I have a pandas dataframe that has data I want to plot, but I'd like to change the color of the dot based on the sex of the animal. I've tried a bunch of different ways to get this to work. First I tried to index a dictionary based on the df column called 'Sex'
figure = plt.figure(figsize=(20, 6))
axes = figure.add_subplot(1, 2, 1)
clr = {'M':'firebrick','F':'blueviolet', 'I':'beige'}
axes.scatter( data[ "Whole Weight"], data['Shucked Weight'],color=clr[str(data['Sex'])])

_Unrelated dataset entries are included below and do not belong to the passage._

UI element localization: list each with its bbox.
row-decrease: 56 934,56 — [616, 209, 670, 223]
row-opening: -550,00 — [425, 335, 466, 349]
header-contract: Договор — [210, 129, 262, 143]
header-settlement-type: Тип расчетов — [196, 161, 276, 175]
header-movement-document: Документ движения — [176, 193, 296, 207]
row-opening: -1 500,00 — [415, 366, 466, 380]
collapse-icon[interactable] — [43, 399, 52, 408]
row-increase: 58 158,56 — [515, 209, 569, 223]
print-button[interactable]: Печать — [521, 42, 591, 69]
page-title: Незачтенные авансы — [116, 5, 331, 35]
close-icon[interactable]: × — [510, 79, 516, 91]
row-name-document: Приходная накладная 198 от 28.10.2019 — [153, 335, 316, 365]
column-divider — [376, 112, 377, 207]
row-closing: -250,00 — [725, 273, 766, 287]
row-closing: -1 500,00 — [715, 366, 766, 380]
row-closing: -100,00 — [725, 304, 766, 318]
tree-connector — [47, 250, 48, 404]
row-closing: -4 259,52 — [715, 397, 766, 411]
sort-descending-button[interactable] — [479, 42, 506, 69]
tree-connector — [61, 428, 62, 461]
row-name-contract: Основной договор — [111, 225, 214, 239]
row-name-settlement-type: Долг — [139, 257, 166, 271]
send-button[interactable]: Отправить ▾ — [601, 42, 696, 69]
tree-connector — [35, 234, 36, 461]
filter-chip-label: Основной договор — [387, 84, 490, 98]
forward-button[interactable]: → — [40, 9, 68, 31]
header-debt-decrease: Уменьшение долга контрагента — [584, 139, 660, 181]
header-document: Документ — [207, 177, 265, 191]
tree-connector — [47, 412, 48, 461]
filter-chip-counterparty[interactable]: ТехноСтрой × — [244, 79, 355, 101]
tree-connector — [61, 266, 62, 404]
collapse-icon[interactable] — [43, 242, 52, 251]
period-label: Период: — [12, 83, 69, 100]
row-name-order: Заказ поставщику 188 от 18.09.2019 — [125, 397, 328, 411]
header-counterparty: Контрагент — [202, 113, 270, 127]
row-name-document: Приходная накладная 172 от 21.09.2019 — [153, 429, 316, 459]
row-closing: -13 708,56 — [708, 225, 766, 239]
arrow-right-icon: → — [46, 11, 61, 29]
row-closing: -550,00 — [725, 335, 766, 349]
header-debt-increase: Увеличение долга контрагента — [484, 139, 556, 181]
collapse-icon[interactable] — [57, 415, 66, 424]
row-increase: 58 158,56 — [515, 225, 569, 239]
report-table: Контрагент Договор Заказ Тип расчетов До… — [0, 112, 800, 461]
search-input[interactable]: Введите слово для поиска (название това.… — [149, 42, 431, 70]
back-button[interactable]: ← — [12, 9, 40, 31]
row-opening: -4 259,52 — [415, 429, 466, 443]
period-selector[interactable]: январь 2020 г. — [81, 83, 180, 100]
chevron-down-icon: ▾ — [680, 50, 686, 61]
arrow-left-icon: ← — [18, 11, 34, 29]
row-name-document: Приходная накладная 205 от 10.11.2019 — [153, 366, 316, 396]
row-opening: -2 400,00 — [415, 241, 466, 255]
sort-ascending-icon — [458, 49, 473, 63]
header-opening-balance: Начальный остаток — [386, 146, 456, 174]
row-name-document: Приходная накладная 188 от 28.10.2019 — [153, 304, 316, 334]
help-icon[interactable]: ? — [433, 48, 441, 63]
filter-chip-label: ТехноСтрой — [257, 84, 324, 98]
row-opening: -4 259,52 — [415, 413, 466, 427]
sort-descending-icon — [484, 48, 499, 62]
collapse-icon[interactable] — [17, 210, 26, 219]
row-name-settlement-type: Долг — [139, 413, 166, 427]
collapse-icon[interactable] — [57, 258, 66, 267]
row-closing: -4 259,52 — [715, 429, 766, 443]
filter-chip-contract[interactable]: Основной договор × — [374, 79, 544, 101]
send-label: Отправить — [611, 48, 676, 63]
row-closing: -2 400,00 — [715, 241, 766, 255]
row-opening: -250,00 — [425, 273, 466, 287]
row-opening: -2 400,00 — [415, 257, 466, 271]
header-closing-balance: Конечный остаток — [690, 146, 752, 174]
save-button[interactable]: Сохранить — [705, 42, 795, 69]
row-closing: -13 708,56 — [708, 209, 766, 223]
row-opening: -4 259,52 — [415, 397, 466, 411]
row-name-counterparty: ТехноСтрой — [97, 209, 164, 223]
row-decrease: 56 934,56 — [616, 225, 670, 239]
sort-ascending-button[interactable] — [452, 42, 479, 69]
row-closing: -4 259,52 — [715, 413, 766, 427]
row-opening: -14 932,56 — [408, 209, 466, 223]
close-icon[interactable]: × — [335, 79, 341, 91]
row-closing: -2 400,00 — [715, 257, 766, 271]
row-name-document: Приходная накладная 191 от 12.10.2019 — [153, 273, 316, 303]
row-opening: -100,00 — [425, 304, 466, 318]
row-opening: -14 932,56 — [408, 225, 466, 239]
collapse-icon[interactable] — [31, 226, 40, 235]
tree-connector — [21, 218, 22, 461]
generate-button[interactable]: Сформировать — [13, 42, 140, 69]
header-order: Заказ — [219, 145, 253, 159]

axes.set_ylabel( "Shucked Weight")
axes.set_xlabel( "Whole Weight")
axes.set_title("Whole Weight vs. Shucked Weight")
plt.show()
plt.close()
That gives me a bunch of key errors. Next I tried to loop through the df and add the column manually based on a row value:
for x1 in data['Sex']:
if x1 == 'M':
print(x1,)
data['color'] = 'firebrick'
elif x1 == 'F':
data['color'] = 'blueviolet'
else:
data['color'] = 'bisque1'
I tried to make a dictionary from scratch that had the values in them:
weight_dict = pd.DataFrame(dict(whole = data['Whole Weight'], shucked = data['Shucked Weight'], sex = data['Sex'], color= some if statement that choked))
I tried to use the np.where statement, but I have 3 options for sex (Male, Female, and Infant, abbreviated as M,F, I)
data['color'] = np.where(data.Sex == 'M', 'Firebrick', (data.Sex == 'F', 'blueviolet','beige'))
And finally I got this to work:
def label_color(row):
if row['Sex'] == 'M':
return 'firebrick'
elif row['Sex'] == 'F':
return 'blueviolet'
else:
return 'beige'
data['color'] = data.apply(lambda row: label_color(row), axis=1)
but I wasn't all that satisfied with the solution. I really wanted the first solution to work where I just had a custom dictionary and looked it up during the call to axes.scatter, but the errors were just bizarre and not understandable.
Is there an easier solution to this madness?